132カオス 小説のなかの青春
前回、本と出会う場所として本屋さんのことを書きました。わたしがもっともたくさんの本と出会ったのが本屋さんだったからなのですが、わたしが本屋さん以前にたくさんの本と出会い、読んできた場所があります。
図書館です。
図書館での本との出会いは、本屋さんでのそれとは少し趣が異なります。わたしの抱く図書館のイメージは……
静かさに満ちた空気
屹立する書架
本の匂い
そこにやってくる人たちは、そうした図書館の本のあいだをゆっくりと考え深げに、背表紙を指さしながらただよいさまようのです。
先日もわたしは図書館を漂っていました。一緒にやってきた息子は自分好きな昆虫の本を漁りに別の書架へ行ってしまってひとりです。
ひとりの方がゆっくり本を探せます。さて――。
児童書の書架を物色します。
息子の読む本を選ぶためです。
昆虫好きの彼は、あまり本に興味はありません。わたしが虫捕りに先んじて幼い彼を図書館に連れてきてあげていたにも関わらず、です。物語にはなかなか興味を示さず、夜、奥さんが読み聞かせる本は、わたしが選んでいるのです。

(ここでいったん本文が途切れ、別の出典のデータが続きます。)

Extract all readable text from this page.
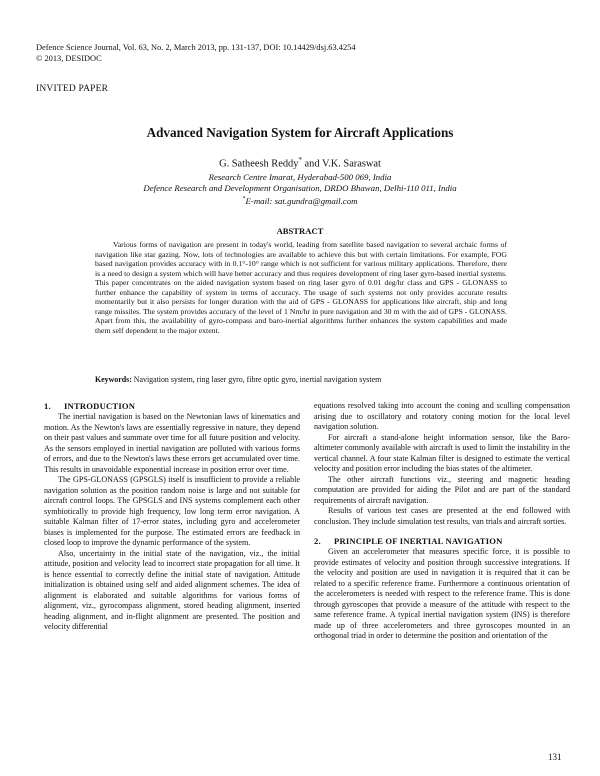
Defence Science Journal, Vol. 63, No. 2, March 2013, pp. 131-137, DOI: 10.14429/dsj.63.4254
© 2013, DESIDOC
INVITED PAPER
Advanced Navigation System for Aircraft Applications
G. Satheesh Reddy* and V.K. Saraswat
Research Centre Imarat, Hyderabad-500 069, India
Defence Research and Development Organisation, DRDO Bhawan, Delhi-110 011, India
*E-mail: sat.gundra@gmail.com
ABSTRACT

Various forms of navigation are present in today's world, leading from satellite based navigation to several archaic forms of navigation like star gazing. Now, lots of technologies are available to achieve this but with certain limitations. For example, FOG based navigation provides accuracy with in 0.1°-10° range which is not sufficient for various military applications. Therefore, there is a need to design a system which will have better accuracy and thus requires development of ring laser gyro-based inertial systems. This paper concentrates on the aided navigation system based on ring laser gyro of 0.01 deg/hr class and GPS - GLONASS to further enhance the capability of system in terms of accuracy. The usage of such systems not only provides accurate results momentarily but it also persists for longer duration with the aid of GPS - GLONASS for applications like aircraft, ship and long range missiles. The system provides accuracy of the level of 1 Nm/hr in pure navigation and 30 m with the aid of GPS - GLONASS. Apart from this, the availability of gyro-compass and baro-inertial algorithms further enhances the system capabilities and made them self dependent to the major extent.

Keywords: Navigation system, ring laser gyro, fibre optic gyro, inertial navigation system
1. INTRODUCTION

The inertial navigation is based on the Newtonian laws of kinematics and motion. As the Newton's laws are essentially regressive in nature, they depend on their past values and summate over time for all future position and velocity. As the sensors employed in inertial navigation are polluted with various forms of errors, and due to the Newton's laws these errors get accumulated over time. This results in unavoidable exponential increase in position error over time.

The GPS-GLONASS (GPSGLS) itself is insufficient to provide a reliable navigation solution as the position random noise is large and not suitable for aircraft control loops. The GPSGLS and INS systems complement each other symbiotically to provide high frequency, low long term error navigation. A suitable Kalman filter of 17-error states, including gyro and accelerometer biases is implemented for the purpose. The estimated errors are feedback in closed loop to improve the dynamic performance of the system.

Also, uncertainty in the initial state of the navigation, viz., the initial attitude, position and velocity lead to incorrect state propagation for all time. It is hence essential to correctly define the initial state of navigation. Attitude initialization is obtained using self and aided alignment schemes. The idea of alignment is elaborated and suitable algorithms for various forms of alignment, viz., gyrocompass alignment, stored heading alignment, inserted heading alignment, and in-flight alignment are presented. The position and velocity differential

equations resolved taking into account the coning and sculling compensation arising due to oscillatory and rotatory coning motion for the local level navigation solution.

For aircraft a stand-alone height information sensor, like the Baro-altimeter commonly available with aircraft is used to limit the instability in the vertical channel. A four state Kalman filter is designed to estimate the vertical velocity and position error including the bias states of the altimeter.

The other aircraft functions viz., steering and magnetic heading computation are provided for aiding the Pilot and are part of the standard requirements of aircraft navigation.

Results of various test cases are presented at the end followed with conclusion. They include simulation test results, van trials and aircraft sorties.

2. PRINCIPLE OF INERTIAL NAVIGATION

Given an accelerometer that measures specific force, it is possible to provide estimates of velocity and position through successive integrations. If the velocity and position are used in navigation it is required that it can be related to a specific reference frame. Furthermore a continuous orientation of the accelerometers is needed with respect to the reference frame. This is done through gyroscopes that provide a measure of the attitude with respect to the same reference frame. A typical inertial navigation system (INS) is therefore made up of three accelerometers and three gyroscopes mounted in an orthogonal triad in order to determine the position and orientation of the

131
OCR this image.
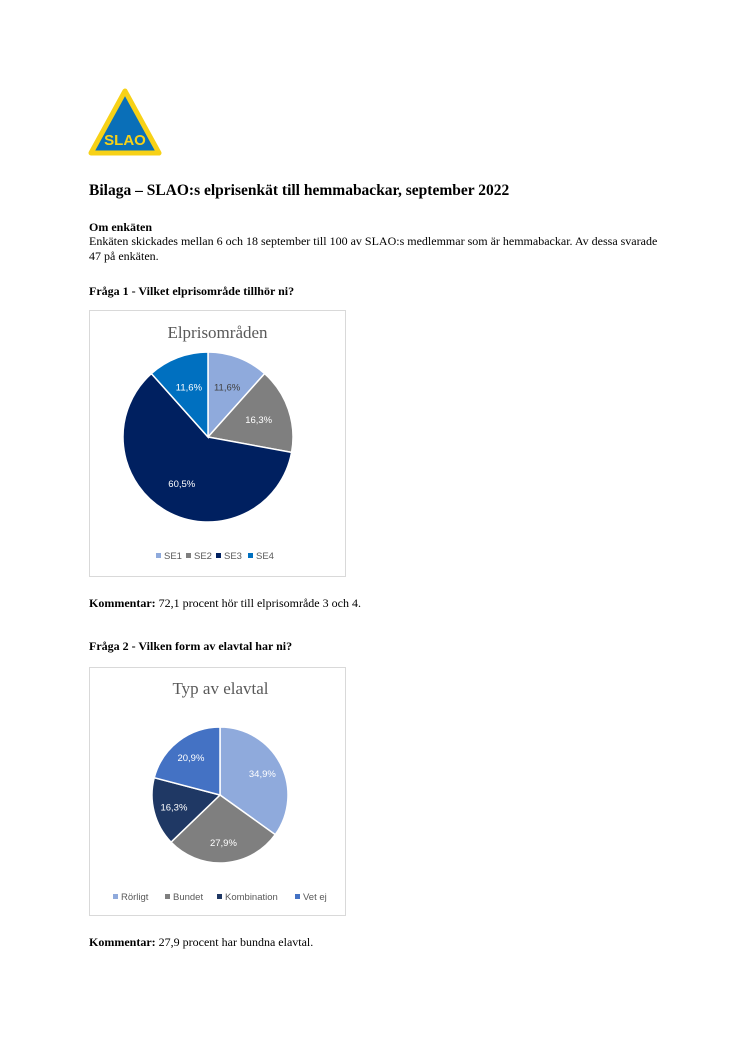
SLAO
Bilaga – SLAO:s elprisenkät till hemmabackar, september 2022
Om enkäten
Enkäten skickades mellan 6 och 18 september till 100 av SLAO:s medlemmar som är hemmabackar. Av dessa svarade 47 på enkäten.
Fråga 1 - Vilket elprisområde tillhör ni?
Elprisområden
11,6%
16,3%
60,5%
11,6%
SE1 SE2 SE3 SE4
Kommentar: 72,1 procent hör till elprisområde 3 och 4.
Fråga 2 - Vilken form av elavtal har ni?
Typ av elavtal
34,9%
27,9%
16,3%
20,9%
Rörligt	Bundet Kombination	Vet ej
Kommentar: 27,9 procent har bundna elavtal.
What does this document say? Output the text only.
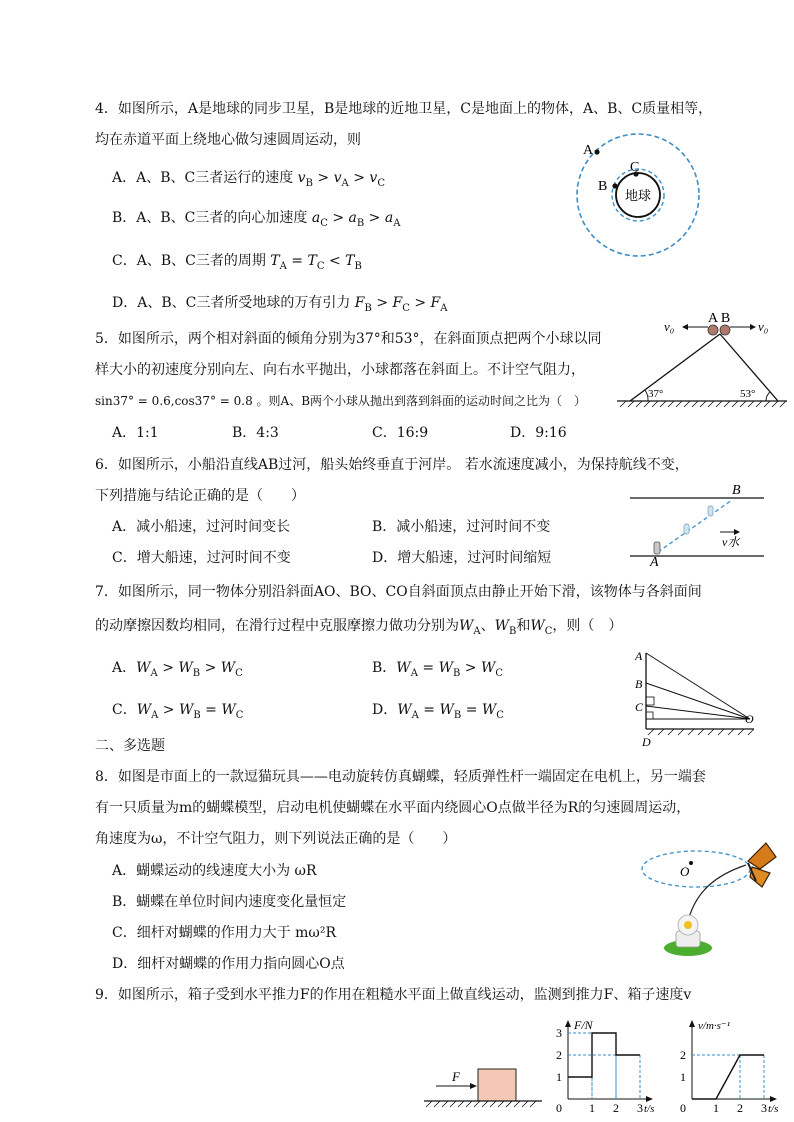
4．如图所示，A是地球的同步卫星，B是地球的近地卫星，C是地面上的物体，A、B、C质量相等，
均在赤道平面上绕地心做匀速圆周运动，则
A．A、B、C三者运行的速度 $v_B > v_A > v_C$
B．A、B、C三者的向心加速度 $a_C > a_B > a_A$
C．A、B、C三者的周期 $T_A = T_C < T_B$
D．A、B、C三者所受地球的万有引力 $F_B > F_C > F_A$
A
B
C
地球
5．如图所示，两个相对斜面的倾角分别为37°和53°，在斜面顶点把两个小球以同
样大小的初速度分别向左、向右水平抛出，小球都落在斜面上。不计空气阻力，
sin37° = 0.6,cos37° = 0.8 。则A、B两个小球从抛出到落到斜面的运动时间之比为（　）
A．1:1	B．4:3	C．16:9	D．9:16
A B
v₀	v₀
37°	53°
6．如图所示，小船沿直线AB过河，船头始终垂直于河岸。 若水流速度减小，为保持航线不变，
下列措施与结论正确的是（　　）
A．减小船速，过河时间变长	B．减小船速，过河时间不变
C．增大船速，过河时间不变	D．增大船速，过河时间缩短
B
A
v水
7．如图所示，同一物体分别沿斜面AO、BO、CO自斜面顶点由静止开始下滑，该物体与各斜面间
的动摩擦因数均相同，在滑行过程中克服摩擦力做功分别为$W_A$、$W_B$和$W_C$，则（　）
A．$W_A > W_B > W_C$	B．$W_A = W_B > W_C$
C．$W_A > W_B = W_C$	D．$W_A = W_B = W_C$
A
B
C
D
O
二、多选题
8．如图是市面上的一款逗猫玩具——电动旋转仿真蝴蝶，轻质弹性杆一端固定在电机上，另一端套
有一只质量为m的蝴蝶模型，启动电机使蝴蝶在水平面内绕圆心O点做半径为R的匀速圆周运动，
角速度为ω，不计空气阻力，则下列说法正确的是（　　）
A．蝴蝶运动的线速度大小为 ωR
B．蝴蝶在单位时间内速度变化量恒定
C．细杆对蝴蝶的作用力大于 mω²R
D．细杆对蝴蝶的作用力指向圆心O点
O
9．如图所示，箱子受到水平推力F的作用在粗糙水平面上做直线运动，监测到推力F、箱子速度v
F
F/N
t/s
1
2
3
0 1 2 3
v/m·s⁻¹
t/s
1
2
0 1 2 3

図書館には、本屋さんにない本がいろいろとありますが、そのひとつが児童書です。児童書の蔵書は図書館が本屋さんを圧倒しています。わたしは息子のために絵本を選ぶことが多いのですが、本屋さんに置いてある絵本は数が少ない上、売れ筋の人気作ばかり。図書館には「なんだこれ?」という珍しい絵本やマイナー絵本、何十年も前から読み継がれている名作絵本までよりどりみどりで揃っています。
それから、小学校高学年や中学生に向けた読み物も図書館の方が充実しています。本屋さんでは、店頭に並んでいるのか並んでいないのか、あまり姿を見かけることがありません。図書館にはしっかり入ってますけどね。
『青春ノ帝国』(石川宏千花 あすなろ書房)は、そんな中学生向けの読み物です。
が、これを手に取ってしまうのは、中学生よりむしろ中二病をこじらせた大人の方が多いんじゃないかというタイトルです。現に、わたしは引き付けられるようにして手に取りましたからね(笑)もー、魅力的。
内容は、これぞ思春期という感性でいる「嫌な性格」をした女の子が、自分とは異なった価値観をもった人たちと関わるなかであるべき自分に気づき、やがて変わっていくという――王道過ぎやしないかという物語。根暗な思春期の女の子の心理描写が抜群で一気読みしてしまいました。これはいいものを読んだ。
タイトルにある「帝国」ってのがまた、根暗で内向的な中学生の心理描写として秀逸。まだ自意識ばかりが強い中学生は、自分の中に自分だけの「帝国」を作りがちでしょ。もちろん、帝国を支配する皇帝は自分自身で、支配される国民も自分自身なんですよね。
自分で作り上げた帝国に、かえって自分自身が苦しめられるのが思春期。そして、いろいろな経験を積むうちに、たったひとりの帝国は鎖国状態から国を開き、やがて大人になっていくんですよ――うまいタイトルだなあ。
いまだに帝国を引きずっているわたしは感心しきりで読み終えましたとさ(笑)侮るなかれ、児童文学。